T-SNE - T-distributed Stochastic Neighbor Embedding

What is T-SNE ?

Different with PCA, T-SNE is a non-linear technique.
Different with PCA, T-SNE CANNOT be reused for new data. It is only used for data exploration.
- Because - “t-SNE has a cost function that is not convex, i.e. with different initializations we can get different results.”
Perplexity is a target number of neighbors for the central point. Normally 5~50 i.e. how large is the “circle”

Resources

visualized t-SNE effect by different graph - https://distill.pub/2016/misread-tsne/
A post explained in Chinese - https://mropengate.blogspot.com/2019/06/t-sne.html
Guide on Medium - https://towardsdatascience.com/an-introduction-to-t-sne-with-python-example-5a3a293108d1
- Too complicated explanation for people without statistic background(like me…)
Another guide on medium - https://towardsdatascience.com/t-sne-clearly-explained-d84c537f53a
- A lot more chart, visual guide, simplified equation, easier to understand

Usage:

Implement with scikit - https://scikit-learn.org/stable/modules/generated/sklearn.manifold.TSNE.html#sklearn.manifold.TSNE
A guideline post about t-SNE - https://builtin.com/data-science/tsne-python

How to implement ?

Assumption:

It is good to visualize high dimensional data, BUT we need to reduce the dimension by ourselves as a preprocess. So that the dimension is less than a small number like 50
- e.g. apply PCA before inputting the data into TSNE
The number of sample cannot be too large, otherwise the memory/computation time explode

Implementation:

It can be as easy as:

from sklearn.manifold import TSNE

X_embedded = TSNE(n_components=2, learning_rate='auto',
                  init='random', perplexity=20).fit_transform(flat_x)
X_embedded.shape

How it works ?

From the guide on medium, its visualization is great:

1st step :

For each data points, generate a normal distribution with this point as the mean.

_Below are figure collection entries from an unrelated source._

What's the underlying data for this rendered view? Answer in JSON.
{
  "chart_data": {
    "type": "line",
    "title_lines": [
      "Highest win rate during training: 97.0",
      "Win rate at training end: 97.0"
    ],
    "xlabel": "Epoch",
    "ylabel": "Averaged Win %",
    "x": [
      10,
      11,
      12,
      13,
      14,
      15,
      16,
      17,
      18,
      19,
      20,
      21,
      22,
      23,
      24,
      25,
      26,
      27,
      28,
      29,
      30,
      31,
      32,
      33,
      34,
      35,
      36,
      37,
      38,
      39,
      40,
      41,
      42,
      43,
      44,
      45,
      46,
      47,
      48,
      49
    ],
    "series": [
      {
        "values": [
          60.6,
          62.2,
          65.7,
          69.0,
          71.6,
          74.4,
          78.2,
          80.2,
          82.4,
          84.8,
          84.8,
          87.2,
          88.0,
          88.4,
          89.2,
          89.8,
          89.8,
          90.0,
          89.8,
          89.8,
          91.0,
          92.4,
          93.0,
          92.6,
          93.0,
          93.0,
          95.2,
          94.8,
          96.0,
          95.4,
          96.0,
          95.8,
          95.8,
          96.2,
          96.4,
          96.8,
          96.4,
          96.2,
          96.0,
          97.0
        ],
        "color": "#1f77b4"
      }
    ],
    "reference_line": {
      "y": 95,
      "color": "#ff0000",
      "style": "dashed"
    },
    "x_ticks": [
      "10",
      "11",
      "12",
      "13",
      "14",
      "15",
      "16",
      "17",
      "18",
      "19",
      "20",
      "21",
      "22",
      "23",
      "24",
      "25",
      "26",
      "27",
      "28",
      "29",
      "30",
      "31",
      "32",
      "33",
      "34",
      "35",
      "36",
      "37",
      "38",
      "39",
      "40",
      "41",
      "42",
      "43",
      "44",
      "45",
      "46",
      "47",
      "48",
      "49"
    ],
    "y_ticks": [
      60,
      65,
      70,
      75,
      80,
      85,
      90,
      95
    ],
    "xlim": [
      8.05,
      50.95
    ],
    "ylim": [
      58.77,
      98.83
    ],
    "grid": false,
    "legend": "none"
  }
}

And the Euclidean distance as the x-axis in distribution

(Note that the distribution is not exactly like this in t-SNE, here is simplified for explanation)

Untitled

The original distribution should be like this : (img also from medium post)

Untitled

2nd Step :

Create a new & low-dimension space.

Put all the data points randomly on this space

Like in 1st step, for each point create a Student t-distribution with a single degree of freedom

3rd Step : Gradient descent

To optimize the distribution from above (because we put the points randomly),

Kullback-Leibler divergence is used, between the 2 distribution we created.

This gradient help to “move” the point to its suitable position

Usage Example :

For visualizing & exploring parameters inside a CNN network, that always seems a blackbox, because its parameters in hidden layers are too high-dimensional.

But t-SNE can be used here to visualize the parameters.